O acórdão da decisão foi publicado no último dia 22, mas a decisão só se tornou pública nesta terça-feira (28). O homem foi denunciado pelo MP-AL (Ministério Público de Alagoas) por injúria racial (crime equiparado agora ao racismo), e a ação penal foi aceita na Vara de Coruripe (AL) no início deste ano.
Para o Ineg, a acusação adotou como tese o "racismo reverso", algo que não existe previsão no direito brasileiro. A entidade vai recorrer da decisão ao STJ (Superior Tribunal de Justiça).
O desembargador João Luiz Azevedo Lessa, relator do processo, alegou que tribunais superiores já teriam definido que o instrumento habeas corpus não deve ser usado para "reconhecer a ausência de dolo específico da conduta".
Sobre o argumento do Ineg de que não haveria tipo criminal para o chamado "racismo reverso", o relator refutou a tese e citou que o MP-AL também deu parecer favorável, defendendo o seguimento da ação penal.
"Importante ressaltar que o crime em questão pode ser cometido contra qualquer pessoa, independentemente da sua cor, raça ou etnia, caracterizando-se por ofender a dignidade de alguém.
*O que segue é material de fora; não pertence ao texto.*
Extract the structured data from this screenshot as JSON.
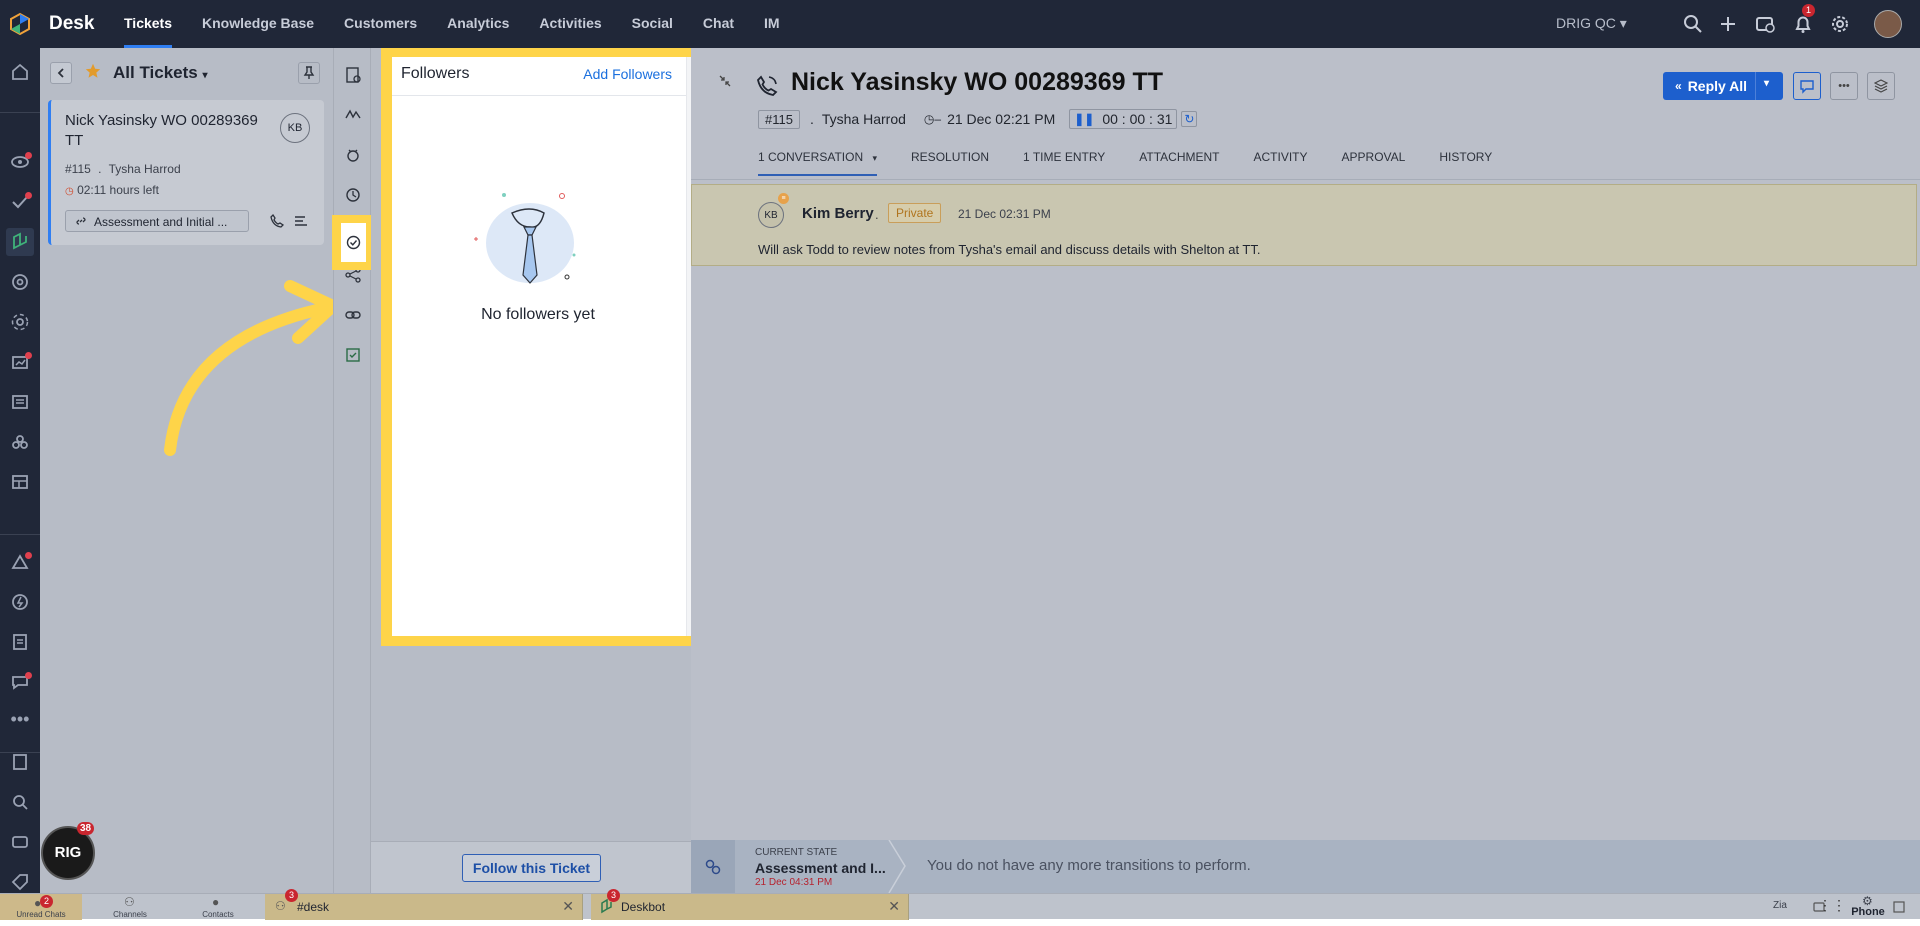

Nessa esteira, a Lei protege integralmente, independente de sua origem étnica, desse modo, sem razão a referida alegação." — João Luiz Azevedo Lessa
Para Azevedo, "há suporte probatório mínimo" para uma ação penal, e caberá agora à instrução criminal "dirimir quaisquer dúvidas acerca da sua configuração."
"Vale esclarecer que não se está a emitir qualquer juízo de certeza quanto ao envolvimento do paciente no fato narrado, mas apenas afirmando que há indícios suficientes de autoria e materialidade a autorizar o prosseguimento da ação penal." — João Luiz Azevedo Lessa
Interpretação seria errada
A decisão do TJ-AL surpreendeu o Ineg, que em nota alegou ver "uma grave distorção da lei que deveria coibir o racismo no Brasil."
A entidade cita que o artigo 20-C da Lei nº 14.532/2023 estabelece que o juiz deve considerar como discriminatória "atitude ou tratamento dado à pessoa ou a grupos minoritários", no caso, levanto em conta uma ação que "usualmente não se dispensaria a outros grupos em razão da cor, etnia, religião ou procedência."
A lei citada tipifica a injúria racial ao crime de racismo, o que tornou a ação penal pública — ou seja, só o MP pode denunciar um suspeito.
"A gente recebe com um pouco de perplexidade, não acreditávamos que chegaria a tanto. Nossos argumentos são totalmente aplicáveis para o caso e é um absurdo e frágil essa denúncia. Já existe um embasamento acadêmico bem estabelecido do de que não existe racismo reverso, mas nem sempre o poder judiciário consegue acompanhar esse debates." — Pedro Gomes, coordenador do Núcleo de Advocacia Racial do Ineg
Além da crítica a tipificação, o instituto alega que faltam provas para o prosseguimento da ação penal, já que ela seria baseada apenas em prints de conversas de Whatsapp.
Consultado pela coluna, o professor de direito penal da Ufal (Universidade Federal de Alagoas), Welton Roberto, também discorda da decisão do TJ-AL e diz acreditar que o STJ vai reverter o caso.
"O fato dele ter xingado um branco europeu não configura crime de injúria racial, porque a lei foi feita para proteger exatamente as minorias, e o branco não é minoria, e o europeu é o colonizador deste país. Eles estão confundindo que um crime pode ser cometido por qualquer pessoa, que é a injúria simples, com a injúria racial." — Welton Roberto
Entenda a denúncia
Para a promotora Hylza Paiva Torres de Castro, que fez a denúncia, o homem negro teria praticado "crime de injúria racial" contra um homem italiano que era casado com sua tia.
Segundo o relato, a partir de fevereiro de 2023, o homem negro teve uma discussão com o italiano, e entre as frases dias, uma foi interpretada pelo MP como "injúria racial", após ele falar que "essa cabeça branca, europeia e escravagista não deixava enxergar nada além dele mesmo".